Das brennende Haus in der Mühlenstraße 9; Quelle: spiegel.de
Zur gleichen Zeit machen sich die Brandstifter ein paar Straßen weiter daran, ein zweites Haus anzuzünden. Auch den Brand in der Mühlenstraße melden sie per Telefon, während sich das Feuer durch das hölzerne Treppenhaus in rasantem Tempo verbreitet. Mit riskanten Sprüngen retten sich auch hier zahlreiche Bewohner:innen vor den Flammen, noch bevor die Feuerwehr die Brandstelle erreicht. Andere bringen die Rettungskräfte in Sicherheit. Drei Menschen aber können sie nur noch tot aus der Brandruine bergen: Yeliz Arslan und Ayşe Yılmaz, 10 und 13 Jahre alt, und ihre 51-jährige Großmutter Bahide Arslan.
Rechte Gewalt in Serie
Der Brandnacht im November 1992 waren auch in Mölln bereits andere Anschläge vorausgegangen. Schon im Oktober 1991, als die dramatische Eskalation rechter Gewalttaten einsetze, die das frisch vereinte Deutschland zwischen 1991 und 1993 erschütterte und im Mordanschlag von Mölln ihren vorläufigen Höhepunkt fand, waren in der Stadt und in Nachbarorten die Scheiben von Flüchtlingsunterkünften eingeworfen worden. Rund siebzig Angriffe auf Wohnstätten von Geflüchteten hatte das Landeskriminalamt Schleswig-Holstein im Herbst und Winter 1991 und 1992 gezählt, darunter zehn Brandanschläge. Ebenso im benachbarten Hamburg und jenseits der nahen deutsch-deutschen Grenze, die im November 1992 keine drei Jahre geöffnet war. Mecklenburg-Vorpommern und Schleswig-Holstein führten 1991 die Statistiken der „fremdenfeindlichen Gewalt“ an. Im folgenden Jahr sah es kaum anders aus.

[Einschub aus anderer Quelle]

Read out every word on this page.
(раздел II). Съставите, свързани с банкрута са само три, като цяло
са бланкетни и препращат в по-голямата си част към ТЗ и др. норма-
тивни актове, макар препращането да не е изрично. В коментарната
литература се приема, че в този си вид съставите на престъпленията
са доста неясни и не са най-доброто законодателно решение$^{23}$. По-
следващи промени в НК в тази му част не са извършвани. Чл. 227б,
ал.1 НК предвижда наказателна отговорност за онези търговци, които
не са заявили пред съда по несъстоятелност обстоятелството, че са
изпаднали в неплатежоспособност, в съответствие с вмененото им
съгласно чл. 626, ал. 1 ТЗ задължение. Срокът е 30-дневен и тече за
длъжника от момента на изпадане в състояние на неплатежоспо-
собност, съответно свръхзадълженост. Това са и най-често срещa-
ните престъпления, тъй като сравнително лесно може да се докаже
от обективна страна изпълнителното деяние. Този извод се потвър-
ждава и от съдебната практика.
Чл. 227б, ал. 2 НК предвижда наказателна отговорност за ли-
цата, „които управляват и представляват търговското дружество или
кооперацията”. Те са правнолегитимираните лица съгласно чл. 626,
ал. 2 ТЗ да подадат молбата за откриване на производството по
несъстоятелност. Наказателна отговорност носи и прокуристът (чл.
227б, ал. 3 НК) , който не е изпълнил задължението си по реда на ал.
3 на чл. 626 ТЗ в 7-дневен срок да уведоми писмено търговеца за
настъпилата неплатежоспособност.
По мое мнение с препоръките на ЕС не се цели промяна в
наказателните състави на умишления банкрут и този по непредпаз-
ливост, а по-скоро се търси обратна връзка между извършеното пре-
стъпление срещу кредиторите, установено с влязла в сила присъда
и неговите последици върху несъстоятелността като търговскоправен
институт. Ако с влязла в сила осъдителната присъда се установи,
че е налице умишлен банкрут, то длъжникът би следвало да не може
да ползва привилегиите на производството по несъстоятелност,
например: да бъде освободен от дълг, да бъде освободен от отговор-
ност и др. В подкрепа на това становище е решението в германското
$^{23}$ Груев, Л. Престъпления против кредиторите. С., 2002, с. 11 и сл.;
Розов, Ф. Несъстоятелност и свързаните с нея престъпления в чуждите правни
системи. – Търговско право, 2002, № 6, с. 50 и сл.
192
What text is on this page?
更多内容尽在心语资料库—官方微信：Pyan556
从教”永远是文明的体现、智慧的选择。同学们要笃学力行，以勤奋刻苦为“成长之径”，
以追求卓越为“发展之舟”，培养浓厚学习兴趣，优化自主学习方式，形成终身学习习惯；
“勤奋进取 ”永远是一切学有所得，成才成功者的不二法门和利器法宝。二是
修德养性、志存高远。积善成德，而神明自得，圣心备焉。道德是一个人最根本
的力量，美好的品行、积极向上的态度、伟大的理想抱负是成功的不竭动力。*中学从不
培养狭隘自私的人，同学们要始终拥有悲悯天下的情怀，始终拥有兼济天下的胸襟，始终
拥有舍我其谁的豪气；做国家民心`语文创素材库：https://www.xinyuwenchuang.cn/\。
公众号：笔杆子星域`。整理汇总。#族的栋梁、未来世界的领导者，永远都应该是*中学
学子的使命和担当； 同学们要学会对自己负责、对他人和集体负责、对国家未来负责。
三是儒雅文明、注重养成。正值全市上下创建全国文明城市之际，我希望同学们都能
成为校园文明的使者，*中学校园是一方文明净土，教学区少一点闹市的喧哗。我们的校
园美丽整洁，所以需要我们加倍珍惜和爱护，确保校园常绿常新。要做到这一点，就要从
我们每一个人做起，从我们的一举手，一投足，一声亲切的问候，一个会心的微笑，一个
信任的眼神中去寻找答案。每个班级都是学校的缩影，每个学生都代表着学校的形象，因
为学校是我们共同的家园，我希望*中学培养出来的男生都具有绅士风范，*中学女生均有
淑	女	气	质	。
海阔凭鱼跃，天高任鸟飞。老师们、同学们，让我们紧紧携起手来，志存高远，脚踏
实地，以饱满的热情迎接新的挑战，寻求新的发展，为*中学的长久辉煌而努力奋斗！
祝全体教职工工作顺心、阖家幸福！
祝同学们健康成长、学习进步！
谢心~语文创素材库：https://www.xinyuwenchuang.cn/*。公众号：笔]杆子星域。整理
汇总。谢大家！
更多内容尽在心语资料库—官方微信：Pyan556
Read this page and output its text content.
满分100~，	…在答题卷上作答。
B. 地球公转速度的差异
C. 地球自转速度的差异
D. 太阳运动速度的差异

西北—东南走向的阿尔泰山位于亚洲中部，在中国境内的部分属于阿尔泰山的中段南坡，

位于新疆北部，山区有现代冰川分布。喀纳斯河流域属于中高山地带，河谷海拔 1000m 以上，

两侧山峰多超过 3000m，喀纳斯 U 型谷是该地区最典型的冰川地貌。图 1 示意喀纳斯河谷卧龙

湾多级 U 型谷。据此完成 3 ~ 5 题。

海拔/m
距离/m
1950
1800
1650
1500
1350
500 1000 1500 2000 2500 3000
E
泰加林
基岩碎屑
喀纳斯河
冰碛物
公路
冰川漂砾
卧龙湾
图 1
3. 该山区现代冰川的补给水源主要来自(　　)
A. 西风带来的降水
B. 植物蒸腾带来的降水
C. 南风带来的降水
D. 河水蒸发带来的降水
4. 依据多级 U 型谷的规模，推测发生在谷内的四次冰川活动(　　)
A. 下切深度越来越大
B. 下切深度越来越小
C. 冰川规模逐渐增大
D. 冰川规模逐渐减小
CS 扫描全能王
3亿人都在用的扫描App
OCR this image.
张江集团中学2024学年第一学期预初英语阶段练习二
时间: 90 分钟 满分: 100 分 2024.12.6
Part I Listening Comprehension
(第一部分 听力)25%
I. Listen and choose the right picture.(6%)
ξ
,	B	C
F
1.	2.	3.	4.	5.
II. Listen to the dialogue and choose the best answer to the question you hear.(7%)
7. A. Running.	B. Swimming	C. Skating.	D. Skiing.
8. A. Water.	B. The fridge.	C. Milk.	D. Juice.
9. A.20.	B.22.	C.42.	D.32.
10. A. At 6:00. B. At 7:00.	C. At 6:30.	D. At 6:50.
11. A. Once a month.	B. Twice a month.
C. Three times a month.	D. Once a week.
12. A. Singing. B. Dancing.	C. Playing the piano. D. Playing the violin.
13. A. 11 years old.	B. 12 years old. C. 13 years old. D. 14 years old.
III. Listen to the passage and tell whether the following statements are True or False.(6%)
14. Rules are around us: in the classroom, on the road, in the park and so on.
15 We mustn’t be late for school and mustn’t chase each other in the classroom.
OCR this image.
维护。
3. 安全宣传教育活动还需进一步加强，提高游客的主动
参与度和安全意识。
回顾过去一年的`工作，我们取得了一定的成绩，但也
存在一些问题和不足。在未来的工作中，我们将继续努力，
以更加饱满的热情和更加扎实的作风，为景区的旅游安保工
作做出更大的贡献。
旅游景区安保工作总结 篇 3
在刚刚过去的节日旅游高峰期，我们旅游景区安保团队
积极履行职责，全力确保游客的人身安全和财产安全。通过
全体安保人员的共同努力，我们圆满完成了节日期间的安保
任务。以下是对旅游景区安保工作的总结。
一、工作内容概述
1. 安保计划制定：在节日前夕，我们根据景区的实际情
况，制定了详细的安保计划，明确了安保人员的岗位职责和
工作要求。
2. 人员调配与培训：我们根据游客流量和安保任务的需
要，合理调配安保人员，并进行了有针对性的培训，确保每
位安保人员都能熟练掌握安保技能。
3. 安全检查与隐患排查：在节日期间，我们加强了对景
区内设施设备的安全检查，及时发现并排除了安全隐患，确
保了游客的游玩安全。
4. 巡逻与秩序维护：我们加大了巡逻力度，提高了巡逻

Auch die beiden Brandstifter bewegten sich dies- und jenseits der früheren Grenze. Michael Peters und Lars Christiansen waren Teil der Möllner Skinheadszene, denen der Verfassungsschutz rund vierzig Personen zurechnete, galten aber eher als Einzelgänger. Beide waren bereits seit Ende der 1980er Jahre dabei und mit ihren Bomber-Jacken, Tarnhosen und Springerstiefeln unschwer als Skinheads zu erkennen. Gewalt gehörte für sie selbstverständlich dazu. Schon 1990 war Peters vom Amtsgericht Mölln zu einer Geldstrafe verurteilt worden, weil er einen achtjährigen Geflüchteten aus Jugoslawien getreten und ihm einen Stein an den Kopf geschmissen hatte.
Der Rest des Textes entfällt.